Manny Macron has always identified with Napoleon Bonaparte, but until recently he indulged that aspirational self-image only in the privacy of his palace. Lately, however, he has become more open about it, clearly wishing his electorate to see the similarities.
Judging by the ‘Macron out’ demonstrations spreading all over France, the electorate fails to discern any. That’s not fair because similarities do exist, two of them: Boney and Manny share a fondness for older wives (much older, in Manny’s case, so he outdid his role model there) and a hatred of Britain.
C’est, as they say in France, tout. Yet Manny is using every trick of both direct and subliminal communication to help voters see him as today’s Napoleon. If Boney were alive today, he’d be just like Manny, goes the encoded message.
It’s tempting to accuse Macron of megalomania, and perhaps that’s part of it. But most of it is politicking.
The presidential election is coming, and Manny is neck and neck with Marine Le Pen’s National Rally, a right-wing (as discrete from conservative) group. Since Manny’s tenure has been rather the opposite of a rip-roaring success, and his handling of Covid downright disastrous, there’s every possibility he may lose.
His core support is more or less secure, if only because they’d as soon vote for Le Pen as they would for syphilis. But the periphery around the core looks shaky. Hence Manny must seduce enough right-wingers to siphon some votes from Marine. This need explains all his recent posturing.
For example, he has done an about-face on Putin – from fierce critic to effusive admirer. Why? Because French right-wingers are Putinistas to a man. The Kremlin is openly financing the National Rally, and no bad word about the KGB colonel is tolerated in those circles.
(I found it out the hard way the summer before last, when I recorded a 90-minute interview with the right-wing radio station Radio Courtoisie – in French too, which taxed my modest linguistic ability no end. Then, 10 minutes before air time, the station manager spiked the broadcast, explaining that it would upset the Russian embassy. No one was left in doubt as to who called the shots in right-wing circles.)
Napoleon is another holy relic with Marine’s voters. Left-wingers tend to be uncomfortable with some of Napoleon’s bellicose peccadillos, especially his attempts to secure new colonies for France at the expense of the kind of people who are now in fashion, and also his tendency to have POWs shot out of hand.

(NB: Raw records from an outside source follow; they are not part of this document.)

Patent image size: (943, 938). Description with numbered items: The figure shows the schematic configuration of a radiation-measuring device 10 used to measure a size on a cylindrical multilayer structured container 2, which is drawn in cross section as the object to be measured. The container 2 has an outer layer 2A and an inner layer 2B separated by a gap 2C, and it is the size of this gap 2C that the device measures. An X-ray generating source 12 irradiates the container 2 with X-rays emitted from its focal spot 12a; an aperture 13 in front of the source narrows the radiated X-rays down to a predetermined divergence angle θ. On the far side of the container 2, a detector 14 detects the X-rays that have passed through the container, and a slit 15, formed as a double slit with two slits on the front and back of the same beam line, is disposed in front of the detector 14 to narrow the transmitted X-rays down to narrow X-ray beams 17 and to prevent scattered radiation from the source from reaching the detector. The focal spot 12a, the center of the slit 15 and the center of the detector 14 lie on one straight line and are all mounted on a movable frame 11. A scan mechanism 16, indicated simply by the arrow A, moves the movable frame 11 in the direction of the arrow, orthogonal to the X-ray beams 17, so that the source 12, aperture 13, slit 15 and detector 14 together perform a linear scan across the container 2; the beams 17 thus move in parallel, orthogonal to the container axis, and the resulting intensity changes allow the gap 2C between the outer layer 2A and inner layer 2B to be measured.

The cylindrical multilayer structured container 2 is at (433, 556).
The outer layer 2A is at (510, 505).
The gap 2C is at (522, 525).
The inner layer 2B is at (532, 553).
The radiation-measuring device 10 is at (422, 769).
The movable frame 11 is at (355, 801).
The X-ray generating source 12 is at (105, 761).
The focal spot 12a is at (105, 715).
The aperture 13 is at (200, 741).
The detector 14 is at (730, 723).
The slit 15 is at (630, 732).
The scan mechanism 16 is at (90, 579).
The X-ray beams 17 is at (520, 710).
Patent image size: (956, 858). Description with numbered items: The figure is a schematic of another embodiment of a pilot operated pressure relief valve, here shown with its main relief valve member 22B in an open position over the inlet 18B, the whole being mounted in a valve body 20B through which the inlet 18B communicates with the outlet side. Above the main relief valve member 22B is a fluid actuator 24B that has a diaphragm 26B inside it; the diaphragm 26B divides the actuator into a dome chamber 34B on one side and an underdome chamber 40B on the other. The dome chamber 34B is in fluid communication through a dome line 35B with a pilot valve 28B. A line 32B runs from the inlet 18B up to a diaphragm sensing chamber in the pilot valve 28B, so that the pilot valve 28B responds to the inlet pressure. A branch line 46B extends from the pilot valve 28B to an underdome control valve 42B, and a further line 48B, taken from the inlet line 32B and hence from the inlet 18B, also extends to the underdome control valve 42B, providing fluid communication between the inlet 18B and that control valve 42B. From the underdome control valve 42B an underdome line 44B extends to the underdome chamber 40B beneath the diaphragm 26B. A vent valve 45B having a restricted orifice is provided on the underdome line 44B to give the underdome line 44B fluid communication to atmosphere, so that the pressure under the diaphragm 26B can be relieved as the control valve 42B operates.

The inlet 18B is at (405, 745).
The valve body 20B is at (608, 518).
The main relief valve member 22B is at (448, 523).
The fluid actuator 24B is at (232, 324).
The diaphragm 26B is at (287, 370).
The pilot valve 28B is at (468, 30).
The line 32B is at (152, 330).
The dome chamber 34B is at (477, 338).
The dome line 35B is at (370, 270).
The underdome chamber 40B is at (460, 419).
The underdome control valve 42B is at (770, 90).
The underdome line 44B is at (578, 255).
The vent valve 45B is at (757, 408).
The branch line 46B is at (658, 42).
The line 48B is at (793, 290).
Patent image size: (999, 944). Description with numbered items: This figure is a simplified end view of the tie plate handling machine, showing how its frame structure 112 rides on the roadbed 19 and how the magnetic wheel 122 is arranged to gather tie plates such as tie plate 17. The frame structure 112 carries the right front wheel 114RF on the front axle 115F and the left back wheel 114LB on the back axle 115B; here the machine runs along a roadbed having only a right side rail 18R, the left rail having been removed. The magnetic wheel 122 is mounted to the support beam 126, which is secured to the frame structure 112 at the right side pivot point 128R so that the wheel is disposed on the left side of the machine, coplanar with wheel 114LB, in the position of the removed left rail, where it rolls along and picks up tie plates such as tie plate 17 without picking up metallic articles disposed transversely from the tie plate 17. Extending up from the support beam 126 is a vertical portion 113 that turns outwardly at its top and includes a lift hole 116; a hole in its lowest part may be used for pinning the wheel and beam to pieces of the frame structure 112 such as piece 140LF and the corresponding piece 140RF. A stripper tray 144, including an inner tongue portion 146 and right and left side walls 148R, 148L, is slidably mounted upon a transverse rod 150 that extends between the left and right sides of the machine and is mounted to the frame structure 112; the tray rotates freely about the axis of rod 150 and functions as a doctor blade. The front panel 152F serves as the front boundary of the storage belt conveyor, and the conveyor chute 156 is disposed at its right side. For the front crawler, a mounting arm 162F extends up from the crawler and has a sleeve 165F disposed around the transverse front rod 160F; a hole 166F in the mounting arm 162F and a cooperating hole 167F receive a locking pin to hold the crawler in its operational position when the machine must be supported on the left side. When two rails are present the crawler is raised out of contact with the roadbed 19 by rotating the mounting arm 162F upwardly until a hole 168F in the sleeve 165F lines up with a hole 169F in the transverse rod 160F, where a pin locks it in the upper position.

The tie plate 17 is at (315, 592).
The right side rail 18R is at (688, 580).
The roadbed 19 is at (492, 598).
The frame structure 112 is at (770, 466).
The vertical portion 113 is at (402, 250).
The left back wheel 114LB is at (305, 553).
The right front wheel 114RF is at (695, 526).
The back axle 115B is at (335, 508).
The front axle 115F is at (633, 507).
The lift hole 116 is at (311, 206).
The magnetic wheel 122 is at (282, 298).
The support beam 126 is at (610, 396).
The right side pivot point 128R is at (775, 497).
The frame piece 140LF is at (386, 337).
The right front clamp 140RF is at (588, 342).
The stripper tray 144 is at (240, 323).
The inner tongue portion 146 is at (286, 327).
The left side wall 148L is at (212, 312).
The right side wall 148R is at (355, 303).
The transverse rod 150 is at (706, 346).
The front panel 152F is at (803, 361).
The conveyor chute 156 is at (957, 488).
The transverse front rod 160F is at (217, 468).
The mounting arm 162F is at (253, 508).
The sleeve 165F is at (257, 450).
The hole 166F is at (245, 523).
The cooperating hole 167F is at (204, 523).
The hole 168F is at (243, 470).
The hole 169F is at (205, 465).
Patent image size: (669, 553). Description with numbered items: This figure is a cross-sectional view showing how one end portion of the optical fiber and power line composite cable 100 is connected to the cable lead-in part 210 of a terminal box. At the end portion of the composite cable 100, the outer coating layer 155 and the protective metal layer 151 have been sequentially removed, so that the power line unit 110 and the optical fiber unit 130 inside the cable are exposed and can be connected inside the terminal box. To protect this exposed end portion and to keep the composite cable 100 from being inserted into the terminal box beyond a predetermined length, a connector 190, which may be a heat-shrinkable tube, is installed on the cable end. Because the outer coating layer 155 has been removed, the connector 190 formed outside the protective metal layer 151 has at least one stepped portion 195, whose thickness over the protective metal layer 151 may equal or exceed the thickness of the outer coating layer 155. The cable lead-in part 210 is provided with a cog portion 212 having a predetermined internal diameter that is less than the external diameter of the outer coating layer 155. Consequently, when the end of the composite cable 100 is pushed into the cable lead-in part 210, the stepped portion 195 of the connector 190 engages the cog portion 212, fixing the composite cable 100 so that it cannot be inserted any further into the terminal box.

But Napoleon’s muscular patriotism appeals to the Right, as does his commitment to making France great by controlling Europe and keeping la perfide Albion out. Marine’s voters tend to equate goodness with greatness, greatness with size, and they are smarting from the realisation that, in that sense, France is no longer great. (They can’t appreciate the senses in which she still is.)
That’s why Manny felt duty-bound to deliver a rousing oration at the celebration of the bicentenary of Napoleon’s death the other day. “We love Napoleon,” declared Manny, “because his life gives us a taste of what is possible if we accept the invitation to take risks.”
Actually, the taste is quite acrid. When Napoleon accepted “the invitation to take risks”, he twice abandoned his army to its fate, first in Egypt, then in Russia; led over a million young Frenchmen to their deaths; had his navy routed by Nelson at Trafalgar; lost every battle his troops fought against Wellington, including the ultimate one at Waterloo; ended his life as a British captive on a godforsaken island.
True, in between those debacles he did conquer most of Europe, and the Right are still dining on that legacy. Napoleon’s hatred of the British also appeals to them, which is why Manny has to demonstrate that little predilection too.
Alas, he falls short of his hero’s scope, quite pathetically. If Napoleon managed to blockade all of Britain, Manny merely tried to do that to the Channel island of Jersey, a British dependency. And even in that modest undertaking he failed, when his flotilla of fishing boats escorted by a warship was chased away by the Royal Navy.
But Manny didn’t really want to blockade Jersey. He just wanted to take a bow to Marine’s voters, and especially those Gaullists who can’t decide whom they despise more, Manny or Marine.
Macron has also sharpened his anti-Muslim and anti-immigration rhetoric, without giving any tangible indication of what, if anything, he is going to do about it. But Manny isn’t about doing. He is about sending appropriate signals to appropriate groups.
If his most serious opposition came from the communist party, he’d be quoting Marx, Lenin and Gramsci in every speech. He’d also be photographed having a meaningful dialogue with a bust of Maurice Thorez, as he was snapped talking to a marble Napoleon the other day.
P.S. I’m happy to report that it’s not just oral but also written commentary on football matches that refines my knowledge of English. Thus The Telegraph: “Sergio Ramos… is, of course, not adverse to the dark arts himself.” One can only hope that those on the receiving end didn’t suffer any averse consequences. In the same paper: “Tuchel… scored any talk about… a goalless draw.” Good job then that his team scorned two goals.